The "mumbo-jumbo" about not deviating from the Tao, from Quality, is aimed
at one of the implications of postmodernisms great discovery. It was aimed at
the idea that language is merely arbitrary and conventional, that it only
serves power structures, pragmatic concerns and other nihilistic postitions.
I think Pirsig and Wilber are NOT questioning any scientific data, they're
just saying that language and culture are NOT arbitrary. They're saying no,
its not meaningless or disposable. Its who we are and its evolution, like
everything else, is constrained by the rightness of the cosmos. And this
even implies that SOM and the myth of objectivity and all that, even though
we are talking about it in terms of mistakes and disasters, has a rightness
to it as well.
Thanks for asking.
dmb
PS Matt, I think you don't understand Pirsig well enough to "castrate" him.
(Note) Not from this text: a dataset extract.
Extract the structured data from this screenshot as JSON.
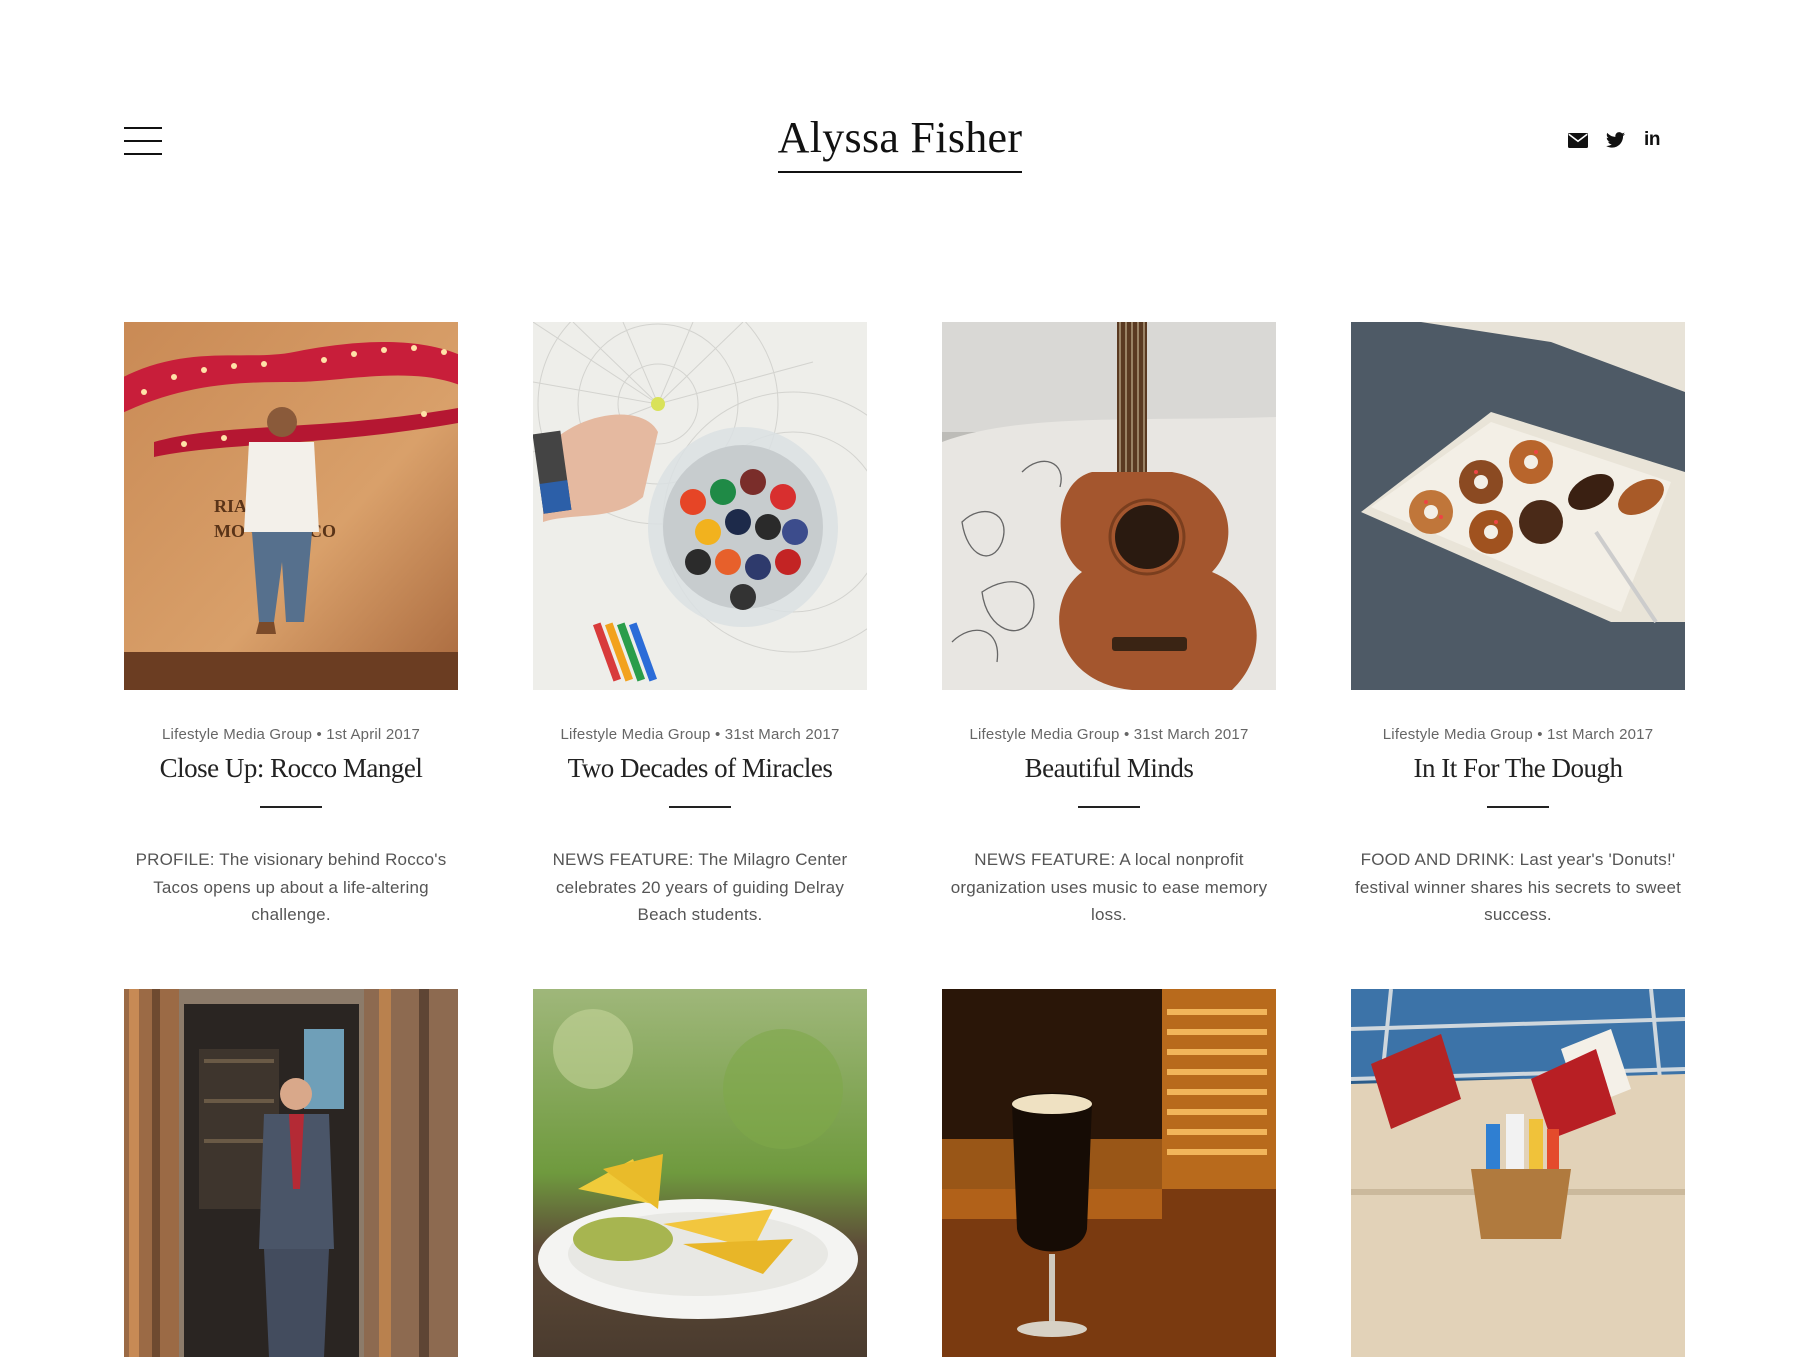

That's not the problem. Your brand of pragmatism is the nihilistic kind. It
is fundamentally hostile to mysticism and the MOQ. And vice versa. But the
"animus" doesn't come from this disagreement. In fact, it could be lots of
fun to disagree about that. The anger comes from frustration over your
incomprehensible style, which is vividly display in your latest posting.
Ruby slippers? Huh? Once again, I have no idea what you're TRYING to say.